Tuesday, July 31, 2012

Lewis & Clark Caverns

 
Montana’s first state Park, Lewis & Clark Caverns State Park, opened in 1941, and features one of the largest known limestone caverns in the Northwest. 

Who discovered the Lewis & Clark Caverns?  Not Lewis and Clark!

The Caverns were included in Native American Indian stories; however, Charles Brooke & Mexican John from Whitehall discovered the entrance in 1882. In 1892, Tom Williams and Burt Pannell discovered steam coming out of the caves and many years later, Tom Williams developed the caverns for tours along with a local investor, Dan Morrison.  Lewis and Clark probably never saw the caverns but Montana used their names as it overlooks the explorers’ route along the adjacent Jefferson River...marketing at its finest!

Oh well, even though Lewis and Clark were never there, they would have found it interesting.  Stalactites hang down from the ceiling and stalagmites reach up from the floor and eventually they turn into columns; helictites are just confused and grow in any direction.  None the less, they are all beautiful and intriguing.


Monday, July 30, 2012

Life is full of cherries!

Since the cherries were so delicious in Kalispell, after leaving Gina’s, I ventured south on Hwy 89 to check out the Flathead Lake cherry region. Oh yum; they have the best cherries in those roadside stand.  The only downside is that one can only eat so many cherries and the Aliner is only so big! However, I ate my share and look forward to doing it again sometime!
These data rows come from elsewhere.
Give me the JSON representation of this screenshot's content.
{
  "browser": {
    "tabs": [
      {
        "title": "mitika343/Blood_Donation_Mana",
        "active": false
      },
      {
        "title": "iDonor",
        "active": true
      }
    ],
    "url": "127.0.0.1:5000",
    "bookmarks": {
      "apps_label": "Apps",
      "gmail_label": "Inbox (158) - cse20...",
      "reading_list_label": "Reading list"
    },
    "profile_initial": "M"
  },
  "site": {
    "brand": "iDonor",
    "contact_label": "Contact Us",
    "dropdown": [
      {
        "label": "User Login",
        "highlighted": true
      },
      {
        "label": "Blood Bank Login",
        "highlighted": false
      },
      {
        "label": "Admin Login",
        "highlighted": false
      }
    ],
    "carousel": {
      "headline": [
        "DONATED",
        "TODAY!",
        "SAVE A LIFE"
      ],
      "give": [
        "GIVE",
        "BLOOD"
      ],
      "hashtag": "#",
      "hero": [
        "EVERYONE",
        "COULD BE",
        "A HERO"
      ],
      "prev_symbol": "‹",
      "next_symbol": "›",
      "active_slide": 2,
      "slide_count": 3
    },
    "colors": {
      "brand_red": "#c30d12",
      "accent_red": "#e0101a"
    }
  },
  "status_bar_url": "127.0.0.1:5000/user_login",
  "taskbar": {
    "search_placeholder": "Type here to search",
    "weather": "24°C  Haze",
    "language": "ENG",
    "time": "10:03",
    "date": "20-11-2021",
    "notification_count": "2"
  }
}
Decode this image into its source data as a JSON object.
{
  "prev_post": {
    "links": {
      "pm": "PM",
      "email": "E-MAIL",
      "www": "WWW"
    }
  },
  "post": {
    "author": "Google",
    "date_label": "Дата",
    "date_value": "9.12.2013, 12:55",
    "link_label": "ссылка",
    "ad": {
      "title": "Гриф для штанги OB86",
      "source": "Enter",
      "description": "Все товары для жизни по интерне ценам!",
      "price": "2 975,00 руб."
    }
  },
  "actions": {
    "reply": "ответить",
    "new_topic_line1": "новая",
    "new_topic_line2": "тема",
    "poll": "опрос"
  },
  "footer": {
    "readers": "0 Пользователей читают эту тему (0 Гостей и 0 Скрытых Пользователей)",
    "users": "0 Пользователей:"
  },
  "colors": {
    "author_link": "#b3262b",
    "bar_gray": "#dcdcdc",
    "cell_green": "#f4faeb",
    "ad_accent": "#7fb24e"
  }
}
Speaking of cherries, one of the unique parts of the Venzaliner50 journey is meeting new friends and the circumstances surrounding that meeting.  Today was no exception, just another unique happening and a different cherry! There are a series of lakes along Hwy 89 and I stopped at Swan Lake…the sight was beautiful as you can see. 

 
While taking this picture, a gentleman sitting in his RV stuck his head out the window and asked if I wanted him to take a picture for me. I declined; however, conversation ensued and eventually (I know some of you will find this hard to believe) I accepted an invitation from John & Jean from Alabama to sit down inside their RV and visit. If women were considered juniors, you would have called me,“June, Jr!” Thank you John & Jean for the break in sightseeing and the opportunity to share life experiences and travel stories; I certainly enjoyed and know that when I get to Texas, Alabama or Georgia, I’ll look up the contacts.

 
After leaving Swan Lake, continuing south I enjoyed several more beautiful Montana sights including:
Holland Lake
The Summit
MacDonald Pass
Purple beauty

See ya later!

Montana Snowfence!


Farmlife

I ended up in Townsend, MT at Indian Road Campground (a free city campground) for the evening before heading to Lewis & Clark Caverns tomorrow.

“I’m in love with Montana. For other states I have admiration, respect, recognition, even some affection. But with Montana it is love. And it’s difficult to analyze love when you’re in it.”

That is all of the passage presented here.